A Renault F1, com sede em Enstone, na Inglaterra, foi vendida ao fundo de investimento Genii Vapital em 2009, que foi responsável pelo retorno da Lotus à modalidade.
Depois de um ano de transição, em 2011, a Lotus F1 Team, com motores Renault, terminou o campeonato de construtores de 2012 e 2013 na quarta posição, com o finlandês Kimi Räikkönen e o francês Romain Grosjean.
A Lotus, porém, abriu mão dos motores Renault neste ano, depois de uma temporada 2014 decepcionante, na qual ficou apenas em oitavo.
Na temporada 2015, que se encerrou no último fim de semana, a Renault era apenas fornecedora para a Red Bull, tetracampeã de 2010 a 2013 com os motores franceses e o alemão Sebastian Vettel.

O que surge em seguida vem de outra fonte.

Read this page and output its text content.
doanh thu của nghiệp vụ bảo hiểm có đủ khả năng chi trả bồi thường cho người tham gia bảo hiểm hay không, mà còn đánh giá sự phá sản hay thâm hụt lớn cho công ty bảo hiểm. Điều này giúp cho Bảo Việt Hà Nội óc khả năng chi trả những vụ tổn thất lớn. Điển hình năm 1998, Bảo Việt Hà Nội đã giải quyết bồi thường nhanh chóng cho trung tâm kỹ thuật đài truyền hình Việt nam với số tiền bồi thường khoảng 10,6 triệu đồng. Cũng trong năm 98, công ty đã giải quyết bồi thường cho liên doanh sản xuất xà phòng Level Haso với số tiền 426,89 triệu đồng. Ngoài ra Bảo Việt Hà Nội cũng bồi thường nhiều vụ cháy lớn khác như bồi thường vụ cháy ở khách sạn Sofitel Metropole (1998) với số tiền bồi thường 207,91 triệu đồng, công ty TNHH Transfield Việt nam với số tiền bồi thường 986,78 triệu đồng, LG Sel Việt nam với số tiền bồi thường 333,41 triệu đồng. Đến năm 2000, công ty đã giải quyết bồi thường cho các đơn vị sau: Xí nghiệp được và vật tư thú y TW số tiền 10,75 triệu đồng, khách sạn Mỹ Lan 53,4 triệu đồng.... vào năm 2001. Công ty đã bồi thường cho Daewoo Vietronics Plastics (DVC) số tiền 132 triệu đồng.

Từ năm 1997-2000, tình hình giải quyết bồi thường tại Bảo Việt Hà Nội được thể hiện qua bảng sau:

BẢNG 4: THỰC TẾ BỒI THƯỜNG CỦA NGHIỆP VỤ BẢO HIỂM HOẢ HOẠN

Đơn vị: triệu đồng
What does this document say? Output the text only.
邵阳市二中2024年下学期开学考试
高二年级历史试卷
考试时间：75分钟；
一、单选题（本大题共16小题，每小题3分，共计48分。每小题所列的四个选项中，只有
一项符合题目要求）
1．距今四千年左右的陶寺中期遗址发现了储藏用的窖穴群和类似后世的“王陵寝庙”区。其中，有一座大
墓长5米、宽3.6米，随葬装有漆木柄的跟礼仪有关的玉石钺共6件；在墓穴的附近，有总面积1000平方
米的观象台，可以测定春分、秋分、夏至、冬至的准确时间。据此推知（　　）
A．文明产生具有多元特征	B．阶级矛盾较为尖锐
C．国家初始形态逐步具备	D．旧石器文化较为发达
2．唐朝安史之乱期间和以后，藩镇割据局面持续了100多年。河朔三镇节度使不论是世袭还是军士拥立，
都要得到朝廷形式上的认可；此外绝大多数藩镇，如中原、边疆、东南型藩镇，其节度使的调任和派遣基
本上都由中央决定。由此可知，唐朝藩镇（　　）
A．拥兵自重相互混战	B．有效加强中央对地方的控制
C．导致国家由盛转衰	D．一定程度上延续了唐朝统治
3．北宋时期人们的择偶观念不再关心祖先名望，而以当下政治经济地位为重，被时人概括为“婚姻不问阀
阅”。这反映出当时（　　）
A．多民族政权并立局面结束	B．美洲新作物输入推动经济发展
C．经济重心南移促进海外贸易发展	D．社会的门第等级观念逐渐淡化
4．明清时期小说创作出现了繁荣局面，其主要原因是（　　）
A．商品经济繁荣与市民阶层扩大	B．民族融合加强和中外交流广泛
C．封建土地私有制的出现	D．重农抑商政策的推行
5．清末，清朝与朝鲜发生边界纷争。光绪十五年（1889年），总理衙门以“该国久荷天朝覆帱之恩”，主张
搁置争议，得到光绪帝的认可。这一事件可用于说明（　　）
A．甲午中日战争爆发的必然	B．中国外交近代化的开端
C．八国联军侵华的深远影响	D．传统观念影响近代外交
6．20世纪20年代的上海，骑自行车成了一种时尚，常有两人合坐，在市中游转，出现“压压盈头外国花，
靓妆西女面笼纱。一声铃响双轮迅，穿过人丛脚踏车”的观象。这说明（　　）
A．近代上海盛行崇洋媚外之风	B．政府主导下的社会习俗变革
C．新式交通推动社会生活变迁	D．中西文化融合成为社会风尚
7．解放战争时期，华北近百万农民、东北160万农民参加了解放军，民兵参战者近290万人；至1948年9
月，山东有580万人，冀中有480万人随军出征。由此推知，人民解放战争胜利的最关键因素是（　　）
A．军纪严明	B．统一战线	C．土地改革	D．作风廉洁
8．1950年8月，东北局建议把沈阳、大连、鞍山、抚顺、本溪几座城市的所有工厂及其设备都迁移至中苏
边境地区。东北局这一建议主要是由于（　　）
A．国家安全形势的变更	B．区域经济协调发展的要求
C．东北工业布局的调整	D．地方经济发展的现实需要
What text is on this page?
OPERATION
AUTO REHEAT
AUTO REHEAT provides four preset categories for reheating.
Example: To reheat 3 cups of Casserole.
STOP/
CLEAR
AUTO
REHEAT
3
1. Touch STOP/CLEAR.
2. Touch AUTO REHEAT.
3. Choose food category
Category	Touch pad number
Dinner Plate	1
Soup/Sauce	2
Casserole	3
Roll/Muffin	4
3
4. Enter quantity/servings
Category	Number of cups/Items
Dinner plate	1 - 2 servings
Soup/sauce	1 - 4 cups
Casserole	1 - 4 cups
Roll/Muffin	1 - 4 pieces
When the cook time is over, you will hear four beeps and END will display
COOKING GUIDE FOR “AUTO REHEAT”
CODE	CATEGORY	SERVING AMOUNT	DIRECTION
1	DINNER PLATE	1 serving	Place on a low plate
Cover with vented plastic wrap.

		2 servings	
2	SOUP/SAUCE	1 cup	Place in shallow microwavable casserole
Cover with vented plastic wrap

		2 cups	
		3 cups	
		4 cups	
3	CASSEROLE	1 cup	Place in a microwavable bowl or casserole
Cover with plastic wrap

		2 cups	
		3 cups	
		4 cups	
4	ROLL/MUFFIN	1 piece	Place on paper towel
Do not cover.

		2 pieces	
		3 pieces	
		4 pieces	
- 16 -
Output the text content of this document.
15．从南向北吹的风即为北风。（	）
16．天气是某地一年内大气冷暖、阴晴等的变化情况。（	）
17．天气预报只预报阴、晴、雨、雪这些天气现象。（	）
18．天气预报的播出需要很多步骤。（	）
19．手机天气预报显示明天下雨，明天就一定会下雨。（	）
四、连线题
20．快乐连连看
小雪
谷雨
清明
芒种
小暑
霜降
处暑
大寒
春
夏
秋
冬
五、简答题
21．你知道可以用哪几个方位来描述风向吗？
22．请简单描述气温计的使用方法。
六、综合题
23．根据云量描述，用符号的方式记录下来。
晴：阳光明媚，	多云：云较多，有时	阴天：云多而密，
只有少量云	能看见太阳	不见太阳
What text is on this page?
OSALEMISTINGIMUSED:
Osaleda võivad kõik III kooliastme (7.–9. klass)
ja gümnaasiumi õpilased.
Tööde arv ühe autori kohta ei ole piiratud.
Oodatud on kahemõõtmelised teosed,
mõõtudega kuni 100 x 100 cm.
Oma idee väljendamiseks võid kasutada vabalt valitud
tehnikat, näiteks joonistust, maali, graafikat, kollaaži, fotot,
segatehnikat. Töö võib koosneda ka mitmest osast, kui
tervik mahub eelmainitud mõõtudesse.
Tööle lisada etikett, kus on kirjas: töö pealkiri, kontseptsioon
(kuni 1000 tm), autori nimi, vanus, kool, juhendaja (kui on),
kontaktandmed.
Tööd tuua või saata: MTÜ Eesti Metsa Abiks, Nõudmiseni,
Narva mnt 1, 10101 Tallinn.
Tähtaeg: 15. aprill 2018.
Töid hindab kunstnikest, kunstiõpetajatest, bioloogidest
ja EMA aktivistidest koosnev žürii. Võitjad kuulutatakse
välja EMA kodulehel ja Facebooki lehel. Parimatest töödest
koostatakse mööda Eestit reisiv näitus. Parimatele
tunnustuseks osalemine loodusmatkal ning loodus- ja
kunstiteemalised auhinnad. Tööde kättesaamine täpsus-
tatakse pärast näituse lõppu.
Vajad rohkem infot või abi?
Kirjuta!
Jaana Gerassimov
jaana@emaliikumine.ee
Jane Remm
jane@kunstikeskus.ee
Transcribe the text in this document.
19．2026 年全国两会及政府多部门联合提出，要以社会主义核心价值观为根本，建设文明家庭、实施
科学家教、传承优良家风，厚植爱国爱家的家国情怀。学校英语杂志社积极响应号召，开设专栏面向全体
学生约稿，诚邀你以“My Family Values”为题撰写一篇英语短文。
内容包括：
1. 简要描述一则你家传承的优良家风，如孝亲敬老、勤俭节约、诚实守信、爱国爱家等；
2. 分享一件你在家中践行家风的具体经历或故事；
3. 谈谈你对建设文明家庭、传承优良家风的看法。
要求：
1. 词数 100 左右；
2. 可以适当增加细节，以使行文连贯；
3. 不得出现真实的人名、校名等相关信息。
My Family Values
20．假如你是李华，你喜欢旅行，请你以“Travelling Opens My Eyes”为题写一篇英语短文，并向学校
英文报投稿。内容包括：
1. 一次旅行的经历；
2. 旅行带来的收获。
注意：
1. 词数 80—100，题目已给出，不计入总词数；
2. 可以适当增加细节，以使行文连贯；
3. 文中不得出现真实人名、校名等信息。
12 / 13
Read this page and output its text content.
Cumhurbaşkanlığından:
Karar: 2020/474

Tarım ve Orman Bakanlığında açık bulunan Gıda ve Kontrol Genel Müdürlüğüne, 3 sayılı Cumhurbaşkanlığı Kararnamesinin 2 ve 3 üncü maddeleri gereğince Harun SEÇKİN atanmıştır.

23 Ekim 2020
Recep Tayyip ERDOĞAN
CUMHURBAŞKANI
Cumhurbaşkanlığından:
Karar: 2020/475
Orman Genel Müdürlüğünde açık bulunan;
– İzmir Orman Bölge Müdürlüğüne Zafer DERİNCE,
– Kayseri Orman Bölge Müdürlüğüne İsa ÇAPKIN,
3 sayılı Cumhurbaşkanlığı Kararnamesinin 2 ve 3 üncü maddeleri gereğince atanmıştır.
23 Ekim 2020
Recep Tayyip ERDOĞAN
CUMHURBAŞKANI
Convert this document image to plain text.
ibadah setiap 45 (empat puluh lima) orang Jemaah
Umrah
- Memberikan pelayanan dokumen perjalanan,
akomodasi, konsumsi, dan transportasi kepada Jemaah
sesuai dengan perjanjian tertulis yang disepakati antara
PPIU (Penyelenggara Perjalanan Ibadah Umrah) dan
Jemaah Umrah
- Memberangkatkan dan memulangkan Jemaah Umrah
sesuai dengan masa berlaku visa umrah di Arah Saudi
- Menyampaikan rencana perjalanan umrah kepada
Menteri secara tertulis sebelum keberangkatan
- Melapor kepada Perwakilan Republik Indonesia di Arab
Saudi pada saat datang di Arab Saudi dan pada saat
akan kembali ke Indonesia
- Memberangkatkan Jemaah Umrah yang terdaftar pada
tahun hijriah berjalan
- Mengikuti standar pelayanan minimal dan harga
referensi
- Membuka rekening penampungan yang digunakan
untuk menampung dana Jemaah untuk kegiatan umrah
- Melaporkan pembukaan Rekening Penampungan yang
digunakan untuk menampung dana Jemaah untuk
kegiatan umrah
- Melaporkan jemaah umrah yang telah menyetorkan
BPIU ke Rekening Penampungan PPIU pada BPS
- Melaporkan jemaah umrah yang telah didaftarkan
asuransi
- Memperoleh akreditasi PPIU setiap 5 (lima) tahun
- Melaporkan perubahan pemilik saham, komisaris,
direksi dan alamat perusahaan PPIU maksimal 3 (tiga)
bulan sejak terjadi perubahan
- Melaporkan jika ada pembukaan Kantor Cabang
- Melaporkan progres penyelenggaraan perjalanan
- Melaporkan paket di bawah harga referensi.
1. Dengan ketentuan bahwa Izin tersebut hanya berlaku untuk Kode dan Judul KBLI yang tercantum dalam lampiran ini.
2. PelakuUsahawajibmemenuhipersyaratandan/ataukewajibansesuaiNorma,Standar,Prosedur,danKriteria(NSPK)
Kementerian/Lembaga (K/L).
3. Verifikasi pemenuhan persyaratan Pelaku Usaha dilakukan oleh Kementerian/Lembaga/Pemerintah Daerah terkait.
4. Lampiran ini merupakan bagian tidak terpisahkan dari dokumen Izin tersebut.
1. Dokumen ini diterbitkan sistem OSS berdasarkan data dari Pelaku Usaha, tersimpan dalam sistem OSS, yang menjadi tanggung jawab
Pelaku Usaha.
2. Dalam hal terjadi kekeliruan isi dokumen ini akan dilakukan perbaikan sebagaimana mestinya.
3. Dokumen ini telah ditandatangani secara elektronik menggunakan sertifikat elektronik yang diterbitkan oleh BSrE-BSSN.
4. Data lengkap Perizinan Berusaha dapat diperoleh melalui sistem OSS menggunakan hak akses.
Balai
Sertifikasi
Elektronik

"Ao voltar a competir com escuderia própria, a Renault poderá tirar pleno proveito das suas vitórias. A posição de fornecedora de motores faz sentido, mas mostrou suas limitações. O retorno financeiro e em termos de imagem era insuficiente", justificou.
"Os últimos elementos obtidos da parte dos principais atores da F1 nos permitem encarar com confiança este novo desafio. Temos a ambição de vencer, mesmo se isso levar tempo", completou Ghosn.